In einem zweiten Dringlichkeitsantrag der Fraktion ALMA ging es um das Thema „Erzieherinnen und Erzieher verdienen Anerkennung und eine leistungsgerechte Bezahlung“. Vorweg eines, die CDU-Fraktion stellt zum ALMA-Antrag klar, dass sie auch ohne Antrag der von den Erzieherinnen und Erziehern erbrachten Arbeit und den damit verbundenen Einsatz für die Kinder ihre Anerkennung sowie ihren Respekt ausspricht. Das sieht die CDU auch vor dem Hintergrund, dass viele junge Mütter und Familien schon sehr früh auf deren Leistungen angewiesen sind. Dem Antrag der ALMA, das Thema kurzfristig als dringlich auf Tagesordnung der Gemeindevertretersitzung zu setzen, stimmte die CDU nicht zu. Das Ganze wäre auf die Verabschiedung einer Resolution hinausgelaufen. Derzeit streiten die Tarifvertragsparteien über die Wertschätzung dieser Arbeit und der Entlohnung der Mitarbeiter. Die CDU-Fraktion sieht die Gemeindevertretung im Rahmen ihrer kommunalen Aufgabenstellung nicht als Gremium, das sich in Tarifauseinandersetzungen einmischen und Partei ergreifen sollte.
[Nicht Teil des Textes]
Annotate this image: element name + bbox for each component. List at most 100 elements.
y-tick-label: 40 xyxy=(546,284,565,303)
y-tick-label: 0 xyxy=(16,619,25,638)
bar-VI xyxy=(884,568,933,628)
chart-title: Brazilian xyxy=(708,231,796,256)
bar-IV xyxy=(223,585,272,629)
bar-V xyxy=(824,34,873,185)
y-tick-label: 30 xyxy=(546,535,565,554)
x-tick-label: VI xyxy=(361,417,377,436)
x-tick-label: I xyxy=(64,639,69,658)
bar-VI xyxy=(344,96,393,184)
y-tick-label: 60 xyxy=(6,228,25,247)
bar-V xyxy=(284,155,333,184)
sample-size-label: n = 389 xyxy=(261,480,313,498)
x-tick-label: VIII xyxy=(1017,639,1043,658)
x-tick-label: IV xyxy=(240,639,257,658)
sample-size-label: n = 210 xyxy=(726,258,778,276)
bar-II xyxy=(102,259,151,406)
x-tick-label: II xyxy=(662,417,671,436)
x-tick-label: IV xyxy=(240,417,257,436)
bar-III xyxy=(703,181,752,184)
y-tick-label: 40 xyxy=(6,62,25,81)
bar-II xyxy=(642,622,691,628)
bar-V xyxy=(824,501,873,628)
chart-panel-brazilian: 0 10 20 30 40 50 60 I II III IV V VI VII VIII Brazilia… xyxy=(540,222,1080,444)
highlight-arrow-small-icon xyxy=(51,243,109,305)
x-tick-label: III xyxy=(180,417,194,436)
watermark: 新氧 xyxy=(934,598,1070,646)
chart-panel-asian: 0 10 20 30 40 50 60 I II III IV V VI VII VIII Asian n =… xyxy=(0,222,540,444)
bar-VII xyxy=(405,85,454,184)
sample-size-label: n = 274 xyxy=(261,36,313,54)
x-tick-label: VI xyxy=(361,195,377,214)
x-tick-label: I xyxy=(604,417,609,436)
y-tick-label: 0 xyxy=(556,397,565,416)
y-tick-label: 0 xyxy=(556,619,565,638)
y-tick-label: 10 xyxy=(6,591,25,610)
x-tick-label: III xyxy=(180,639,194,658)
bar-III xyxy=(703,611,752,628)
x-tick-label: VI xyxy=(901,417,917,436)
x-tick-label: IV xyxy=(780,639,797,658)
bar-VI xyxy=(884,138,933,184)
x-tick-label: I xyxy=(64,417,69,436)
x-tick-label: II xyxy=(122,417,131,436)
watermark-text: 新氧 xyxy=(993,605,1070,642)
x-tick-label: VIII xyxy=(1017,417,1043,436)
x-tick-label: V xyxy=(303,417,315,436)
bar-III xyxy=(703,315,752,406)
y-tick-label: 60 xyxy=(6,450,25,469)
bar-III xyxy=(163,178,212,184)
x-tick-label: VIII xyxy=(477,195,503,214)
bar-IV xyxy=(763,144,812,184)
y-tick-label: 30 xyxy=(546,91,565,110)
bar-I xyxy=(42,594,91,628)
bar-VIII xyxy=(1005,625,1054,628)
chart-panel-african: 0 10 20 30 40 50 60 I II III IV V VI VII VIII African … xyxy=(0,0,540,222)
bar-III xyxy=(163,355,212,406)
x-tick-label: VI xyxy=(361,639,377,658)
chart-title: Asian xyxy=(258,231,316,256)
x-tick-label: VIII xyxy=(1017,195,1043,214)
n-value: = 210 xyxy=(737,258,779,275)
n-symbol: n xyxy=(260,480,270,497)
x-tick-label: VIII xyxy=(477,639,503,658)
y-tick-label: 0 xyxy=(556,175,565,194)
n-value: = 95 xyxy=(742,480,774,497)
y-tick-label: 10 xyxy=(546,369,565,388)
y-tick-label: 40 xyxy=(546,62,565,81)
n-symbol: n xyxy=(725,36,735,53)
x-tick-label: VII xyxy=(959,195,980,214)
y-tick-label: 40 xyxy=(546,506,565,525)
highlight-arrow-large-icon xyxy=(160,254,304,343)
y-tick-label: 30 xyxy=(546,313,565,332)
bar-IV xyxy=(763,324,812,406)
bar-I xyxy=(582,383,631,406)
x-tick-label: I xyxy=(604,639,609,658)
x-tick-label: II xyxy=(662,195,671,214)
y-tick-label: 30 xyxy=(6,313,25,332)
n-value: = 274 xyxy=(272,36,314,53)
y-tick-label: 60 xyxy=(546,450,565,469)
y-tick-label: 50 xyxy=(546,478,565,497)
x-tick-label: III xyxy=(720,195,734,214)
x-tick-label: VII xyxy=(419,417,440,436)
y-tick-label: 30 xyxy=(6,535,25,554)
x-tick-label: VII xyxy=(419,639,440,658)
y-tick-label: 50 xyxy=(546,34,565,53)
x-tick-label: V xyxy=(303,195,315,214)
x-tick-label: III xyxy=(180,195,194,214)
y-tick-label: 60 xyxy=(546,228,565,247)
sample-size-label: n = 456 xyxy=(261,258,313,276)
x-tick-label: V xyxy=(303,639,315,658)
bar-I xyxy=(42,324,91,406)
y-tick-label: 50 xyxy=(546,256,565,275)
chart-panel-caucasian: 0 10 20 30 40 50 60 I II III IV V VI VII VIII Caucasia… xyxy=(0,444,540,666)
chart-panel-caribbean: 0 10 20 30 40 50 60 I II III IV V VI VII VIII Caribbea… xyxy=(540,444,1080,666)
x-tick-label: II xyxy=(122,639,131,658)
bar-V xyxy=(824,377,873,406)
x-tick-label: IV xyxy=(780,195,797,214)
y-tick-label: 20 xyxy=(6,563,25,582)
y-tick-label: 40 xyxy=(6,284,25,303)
Dr. Ralf-Norbert Bartelt sozialpolitischer Sprecher der CDU Landtagsfraktion am 12.05.2015: „Qualitativ hochwertige Kinderbetreuung in Hessen”
„Eine gute Betreuung ist für das Aufwachsen aller Kinder von großer Bedeutung. Den Erzieherinnen und Erziehern gebührt für Ihre Arbeit und Ihren herausragenden engagierten Einsatz für die Kinder in Hessen, großer Dank und Respekt. Mit dem Kinderförderungsgesetz haben wir mehr Geld, mehr Qualität und mehr Gerechtigkeit in die Betreuung unserer Kinder gebracht. Durch das Hessische Kinderförderungsgesetz werden ab 2014 durchschnittlich jährlich 434,5 Millionen Euro in die Zukunft unserer Kinder investiert – das ist so viel Geld wie nie zuvor in Hessen. Der Vorwurf von Schäfer-Gümbel ‚in Hessen seien die Landeshilfen für die Kitas völlig unzureichend‘ ist deshalb falsch. Wir etablieren landesweit hohe Mindeststandards und zusätzliche Anreize in der Qualität, wir sichern die Trägervielfalt und etablieren eine Förderlogik, die jedes Kind gleich behandelt und gleichwohl besonderen Förderbedarf berücksichtigt. Dies zeigt den besonderen Stellenwert, den die Hessische Landesregierung der Betreuung von Kindern beimisst“, so der sozialpolitische Sprecher der CDU-Landtagsfraktion, Ralf-Norbert Bartelt, anlässlich der Aussage des SPD-Fraktionsvorsitzenden Schäfer-Gümbel, über die die Nachrichtenagentur dpa heute berichtet hatte. „Die Landesregierung hat beim Runden Tisch Kinderbetreuung im Juli 2014 deutlich gemacht, wie wichtig ihr ein enger Austausch mit den Verbänden und Kommunen und der frühzeitige und dauerhafte Dialog mit den Betroffenen sind. Die Umsetzung der kommunalen Finanzierung der Kinderbetreuung liegt jedoch in der originären Zuständigkeit der hessischen Kommunen. Wir wollen auch in diesem Jahr den Dialog suchen, um ein bedarfsgerechtes und hochwertiges Angebot zur Kinderbetreuung und Kinderförderung in Hessen auch zukünftig zu sichern“, so Bartelt.